Wie kann das Kino auf die desolate Lage der Welt reagieren, welche Geschichte sollte es heute erzählen? Und was wird dann aus dem traumhaften, fantastischen Moment des Films, dem Kino als Gegenerzählung? Das sind Fragen, die auf der am Donnerstag eröffneten 75. Berlinale immer wieder in Reden und Interviews gestellt werden.

Der Südkoreaner Bong Joon-ho hatte 2019 mit dem oscarprämierten »Parasite« eine stimmige Form gefunden, die verschiedenen Anforderungen zu verbinden: in einem satirischen Thriller, der zwei Familien in einer Nobelvilla Klassenkampf aufführen ließ.

Nun hat der Regisseur seinen neuen Film vorgestellt, eine Science-Fiction-Geschichte: »Mickey 17« ist gesättigt mit potenziell zeitkritischem Material. Unser Planet ist ruiniert, die Menschen migrieren massenhaft ins All. Ein Verlierer namens Mickey Barnes (Robert Pattinson) hat bei einer Expedition angeheuert, ohne das Kleingedruckte im Vertrag zu lesen: Er reist als »Expendable«, als einer, der für tödliche Experimente und Missionen vorgesehen ist, und nach jedem Ableben als Kopie aus dem Hightech-Drucker läuft. Es geht um Ausbeutung, Rassismus, Techno-Faschismus.

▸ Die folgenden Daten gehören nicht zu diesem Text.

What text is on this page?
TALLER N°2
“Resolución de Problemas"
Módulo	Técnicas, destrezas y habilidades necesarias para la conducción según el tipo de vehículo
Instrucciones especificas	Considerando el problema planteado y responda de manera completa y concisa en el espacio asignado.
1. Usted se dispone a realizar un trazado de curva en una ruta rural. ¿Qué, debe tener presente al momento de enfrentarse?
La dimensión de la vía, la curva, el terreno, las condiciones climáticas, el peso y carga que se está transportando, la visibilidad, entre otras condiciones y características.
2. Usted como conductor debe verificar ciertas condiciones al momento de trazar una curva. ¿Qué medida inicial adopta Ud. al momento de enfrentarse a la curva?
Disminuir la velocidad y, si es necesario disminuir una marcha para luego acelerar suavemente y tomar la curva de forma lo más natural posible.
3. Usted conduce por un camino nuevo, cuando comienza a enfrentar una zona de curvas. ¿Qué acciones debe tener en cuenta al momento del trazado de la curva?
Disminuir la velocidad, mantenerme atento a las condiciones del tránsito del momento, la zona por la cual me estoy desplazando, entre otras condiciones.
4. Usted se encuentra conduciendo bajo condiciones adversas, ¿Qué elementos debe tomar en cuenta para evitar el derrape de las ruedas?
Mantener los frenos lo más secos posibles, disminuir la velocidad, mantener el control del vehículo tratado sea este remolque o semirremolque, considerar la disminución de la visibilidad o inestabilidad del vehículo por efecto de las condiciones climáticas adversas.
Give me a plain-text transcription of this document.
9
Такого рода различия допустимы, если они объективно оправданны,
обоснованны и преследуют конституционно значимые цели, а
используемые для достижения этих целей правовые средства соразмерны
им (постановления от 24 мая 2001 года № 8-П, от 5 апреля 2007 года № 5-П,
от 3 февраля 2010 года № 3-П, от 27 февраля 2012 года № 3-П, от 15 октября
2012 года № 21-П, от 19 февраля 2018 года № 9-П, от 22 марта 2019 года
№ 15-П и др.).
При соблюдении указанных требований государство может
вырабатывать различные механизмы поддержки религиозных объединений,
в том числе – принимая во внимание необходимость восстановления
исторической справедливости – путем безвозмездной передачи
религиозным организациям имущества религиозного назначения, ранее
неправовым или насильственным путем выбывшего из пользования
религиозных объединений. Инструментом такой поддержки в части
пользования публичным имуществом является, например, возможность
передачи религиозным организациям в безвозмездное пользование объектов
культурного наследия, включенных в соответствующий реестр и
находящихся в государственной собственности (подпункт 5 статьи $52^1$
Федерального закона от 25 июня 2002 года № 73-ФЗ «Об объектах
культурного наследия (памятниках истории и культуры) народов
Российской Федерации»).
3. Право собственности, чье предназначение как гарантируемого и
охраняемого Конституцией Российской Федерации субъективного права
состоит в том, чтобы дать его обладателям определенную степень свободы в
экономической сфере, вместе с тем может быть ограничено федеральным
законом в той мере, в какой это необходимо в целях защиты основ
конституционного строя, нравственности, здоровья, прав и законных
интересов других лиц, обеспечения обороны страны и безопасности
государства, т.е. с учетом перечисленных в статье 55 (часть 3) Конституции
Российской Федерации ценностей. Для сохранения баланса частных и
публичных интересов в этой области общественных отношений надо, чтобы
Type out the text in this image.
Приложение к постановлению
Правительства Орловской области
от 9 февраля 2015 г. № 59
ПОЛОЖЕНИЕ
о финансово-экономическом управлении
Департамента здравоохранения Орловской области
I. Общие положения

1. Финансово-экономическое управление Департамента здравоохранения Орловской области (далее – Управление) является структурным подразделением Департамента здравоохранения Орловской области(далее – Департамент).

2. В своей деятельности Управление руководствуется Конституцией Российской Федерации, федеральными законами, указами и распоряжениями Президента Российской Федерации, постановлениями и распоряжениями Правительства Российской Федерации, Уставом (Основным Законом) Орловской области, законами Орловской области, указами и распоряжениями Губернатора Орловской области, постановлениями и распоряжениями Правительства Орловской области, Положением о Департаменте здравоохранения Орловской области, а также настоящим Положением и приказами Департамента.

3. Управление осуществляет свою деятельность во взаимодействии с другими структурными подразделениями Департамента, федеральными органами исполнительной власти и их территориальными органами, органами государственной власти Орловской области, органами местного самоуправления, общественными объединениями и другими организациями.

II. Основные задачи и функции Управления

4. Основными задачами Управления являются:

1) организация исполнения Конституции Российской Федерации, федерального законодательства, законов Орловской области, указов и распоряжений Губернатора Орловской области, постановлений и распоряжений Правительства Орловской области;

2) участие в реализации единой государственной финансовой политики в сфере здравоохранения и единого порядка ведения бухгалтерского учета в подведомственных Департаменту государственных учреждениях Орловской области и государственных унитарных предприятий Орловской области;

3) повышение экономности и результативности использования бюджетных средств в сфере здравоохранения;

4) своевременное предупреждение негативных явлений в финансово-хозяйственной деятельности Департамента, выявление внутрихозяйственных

Über allem thront Mark Ruffalo als irrer Autokrat, der auf einem Eisplaneten eine Kolonie genetisch perfekter Menschen gründen will – auch, wenn er dafür die Indigenen ausrotten muss, ein Volk knuddeliger Maden. Schon eine frühe Folge »Star Trek« hätte diese Fabel in 50 Minuten ohne inhaltlichen Verlust auf die Reihe gebracht. »Mickey 17« allerdings erzählt sie in redundanten Schleifen und ziemlich geschwätzig, mit immerhin hübschen Alien-Effekten.

Klassenkampfgestählt ist auch der mexikanische Regisseur Michel Franco, der 2020 in »New Order – Die neue Weltordnung« eine Upper-Class-Hochzeitsgesellschaft mit einem Aufstand der Prekarisierten konfrontiert hatte. In seinem Wettbewerbsbeitrag »Dreams« nimmt Franco die inzwischen zum Kino- und Serienklischee abgesunkene Erkenntnis, dass Superreiche selten nett und oft gar nicht mal glücklich sind, wieder auf, allerdings in modifizierter Form.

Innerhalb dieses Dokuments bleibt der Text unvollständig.